There were also no technical reports on feasibility, hydrology, environmental impact, that should have preceded the construction.
“This committee directs the office of the auditor-general to undertake a special audit of the dams said to have been constructed to determine whether public funds were used in the right manner,” PAC Chairman Opiyo Wandayi (Ugunja) said.
The directive came after Irrigation Principal Secretary (PS) Joseph Irungu told the committee last week that although feasibility, design reports and drawings are available, an Environmental Impact Assessment (EIA) was not undertaken.
The audit report also notes that the contracts entered into were not dated and that there was no evidence of individual evaluation score sheets of each contract, for both technical and financial evaluation.
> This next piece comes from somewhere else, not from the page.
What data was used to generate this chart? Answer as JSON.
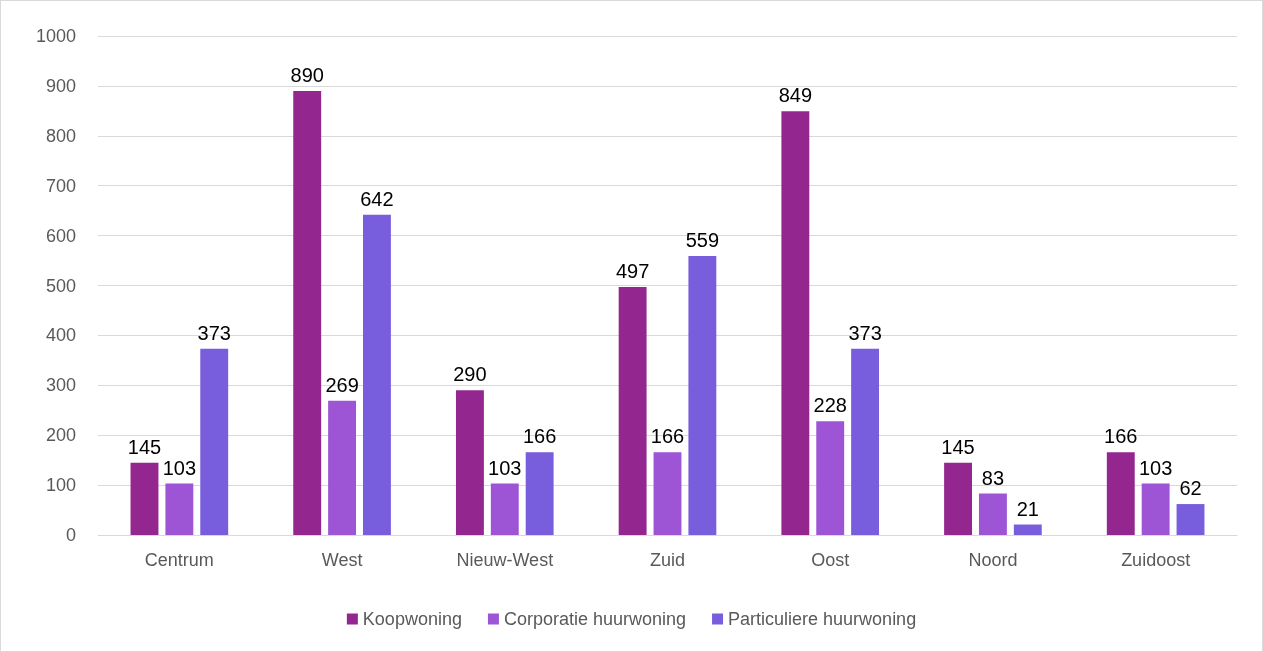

There was also no proof that a cost-benefit analysis was done on the importance of either constructing new dams and water pans or rehabilitating existing ones.
Last year, the committee visited the dams after complaints that the projects did not exist yet the government pumped hundreds of millions into their construction.
The department is also on the spot for delay in completion of various irrigation schemes spread in the counties of Murang’a, Tharaka-Nithi and Bomet.
“A review of the project records and field inspections of the schemes revealed delay in their execution and a possible delay in both completion and in attaining their purposes,” the auditor’s report says.
The report further notes that the project management entered into a one-year contract with contractors for the five irrigation schemes.
The contractual period lapsed but most of the contractors had hardly done 50 per cent of the work.
It was also noted that all the contractors sought extension periods of between three and six months.
Whereas the extensions were granted, it was apparent that most of them would not complete the works, hence doubt on their capacity to execute the projects.